First navigate to your bus output directory. Your folder should contain the following items:
$ cd bus_output/
$ ls -1
matrix.ec
output.bus
run_info.json
transcripts.txt
4a. Correct the barcodes in the busfile with bustools correct
and the whitelist.txt
This makes a corrected bus file output.correct.bus
$ bustools correct -w ../10xv2_whitelist.txt -o output.correct.bus output.bus
Found 737280 barcodes in the whitelist
Number of hamming dist 1 barcodes = 20550336
Processed 3431849 bus records
In whitelist = 3281671
Corrected = 36927
Uncorrected = 113251
4b. Sort the busfile with bustools sort
This makes a sorted bus file output.correct.sort.bus
. This step cannot be skipped. Sorting takes BUS records that are the same and rearranges them into one BUS record with multiplicity column indicating how many times those records were seen. Note that this is different than UMI collapsing and serves the purpose of making the bus file smaller and making UMI counting more efficient.

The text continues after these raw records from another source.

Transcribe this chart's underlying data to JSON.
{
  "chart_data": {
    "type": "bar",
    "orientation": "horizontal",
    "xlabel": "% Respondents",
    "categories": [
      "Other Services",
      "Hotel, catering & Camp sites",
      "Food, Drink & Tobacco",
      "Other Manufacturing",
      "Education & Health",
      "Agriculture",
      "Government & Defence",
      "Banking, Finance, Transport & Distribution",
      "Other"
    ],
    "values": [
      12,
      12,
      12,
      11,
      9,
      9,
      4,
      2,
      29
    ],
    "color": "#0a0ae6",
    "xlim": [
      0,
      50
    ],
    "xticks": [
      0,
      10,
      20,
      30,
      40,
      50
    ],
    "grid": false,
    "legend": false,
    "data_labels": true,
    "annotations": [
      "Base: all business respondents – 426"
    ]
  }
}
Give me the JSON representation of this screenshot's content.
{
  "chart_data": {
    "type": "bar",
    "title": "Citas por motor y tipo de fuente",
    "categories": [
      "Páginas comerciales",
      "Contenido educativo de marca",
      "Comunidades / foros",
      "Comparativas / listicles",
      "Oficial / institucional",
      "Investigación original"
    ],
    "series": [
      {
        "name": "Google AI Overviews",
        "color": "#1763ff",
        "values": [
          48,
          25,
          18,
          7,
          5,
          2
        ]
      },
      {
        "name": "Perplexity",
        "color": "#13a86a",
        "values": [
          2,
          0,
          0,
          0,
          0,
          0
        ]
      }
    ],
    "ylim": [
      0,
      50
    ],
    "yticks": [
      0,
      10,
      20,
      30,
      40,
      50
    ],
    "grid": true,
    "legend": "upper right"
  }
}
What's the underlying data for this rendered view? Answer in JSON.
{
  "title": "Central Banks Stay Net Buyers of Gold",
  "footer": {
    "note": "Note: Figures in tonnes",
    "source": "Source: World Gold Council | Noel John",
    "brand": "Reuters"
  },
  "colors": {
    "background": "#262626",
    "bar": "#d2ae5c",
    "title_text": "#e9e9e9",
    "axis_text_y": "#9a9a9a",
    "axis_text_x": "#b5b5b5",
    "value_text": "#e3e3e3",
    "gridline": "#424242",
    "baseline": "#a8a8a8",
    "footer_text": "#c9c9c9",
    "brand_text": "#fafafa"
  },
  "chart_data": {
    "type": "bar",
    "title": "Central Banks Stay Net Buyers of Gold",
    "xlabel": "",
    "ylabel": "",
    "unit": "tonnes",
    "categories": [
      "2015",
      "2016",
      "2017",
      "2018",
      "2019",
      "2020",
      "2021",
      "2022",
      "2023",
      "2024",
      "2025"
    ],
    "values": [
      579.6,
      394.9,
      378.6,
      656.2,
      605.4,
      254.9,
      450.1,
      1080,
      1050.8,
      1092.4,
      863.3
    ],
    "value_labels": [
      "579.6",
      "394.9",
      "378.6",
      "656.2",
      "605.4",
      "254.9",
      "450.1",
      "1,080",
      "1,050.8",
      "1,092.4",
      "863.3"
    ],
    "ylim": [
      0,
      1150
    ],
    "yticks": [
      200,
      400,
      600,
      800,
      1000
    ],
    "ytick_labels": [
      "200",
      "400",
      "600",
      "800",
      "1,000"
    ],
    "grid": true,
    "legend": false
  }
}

$ bustools sort -t 4 -o output.correct.sort.bus output.correct.bus
Read in 3318598 number of busrecords
4c. Count the UMIs in the busfile with bustools count
and the transcripts_to_genes.txt
For organization first make the following two folders:
$ mkdir eqcount
$ mkdir genecount
To make the Transcript Compatibility Count (TCC) Matrix we want the default output of bustools count
$ bustools count -o eqcount/tcc -g ../transcripts_to_genes.txt -e matrix.ec -t transcripts.txt output.correct.sort.bus
bad counts = 0, rescued =38627, compacted = 65899
To make the Gene Count Matrix we need to give it the --genecounts
option
$ bustools count -o genecount/gene -g ../transcripts_to_genes.txt -e matrix.ec -t transcripts.txt --genecounts output.correct.sort.bus
bad counts = 0, rescued =0, compacted = 0
Bustools will output the matrices in .mtx
format, and gene names in a file ending as .genes.txt
and barcodes in a file ending with .barcodes.txt
. These can then be loaded into python or R for further analysis.
Results
After using bustools
to correct, sort and count the entries in the BUS file, your files should be structured like this:
kallisto_bustools_getting_started/
├── bus_output
│ ├── eqclass
│ │ ├── tcc.barcodes.txt
│ │ ├── tcc.ec.txt
│ │ └── tcc.mtx
│ ├── genecount
│ │ ├── gene.barcodes.txt
│ │ ├── gene.genes.txt
│ │ └── gene.mtx
│ ├── matrix.ec
│ ├── output.bus
│ ├── output.correct.bus
│ ├── output.correct.sort.bus
│ ├── run_info.json
│ └── transcripts.txt
├── Mus_musculus.GRCm38.96.gtf
├── Mus_musculus.GRCm38.cdna.all.fa
├── Mus_musculus.GRCm38.cdna.all.idx
├── SRR8599150_S1_L001_I1_001.fastq.gz
├── SRR8599150_S1_L001_R1_001.fastq.gz
├── SRR8599150_S1_L001_R2_001.fastq.gz
├── t2g.py
├── transcripts_to_genes.txt
└── 10xv2_whitelist.txt
3 directories, 20 files
5. Load and analyze the matrices with python/R
Analysis of matrices with python: python-notebook
Analysis of matrices with R: R-notebook
Other useful tutorial notebooks on the BUStools repository include the 10x_hgmm_100 notebook which details the analysis of a small, and therefore easily downloadable dataset. Links to other tutorial notebooks are posted on the BUStools python notebook website and the BUStools R notebook website.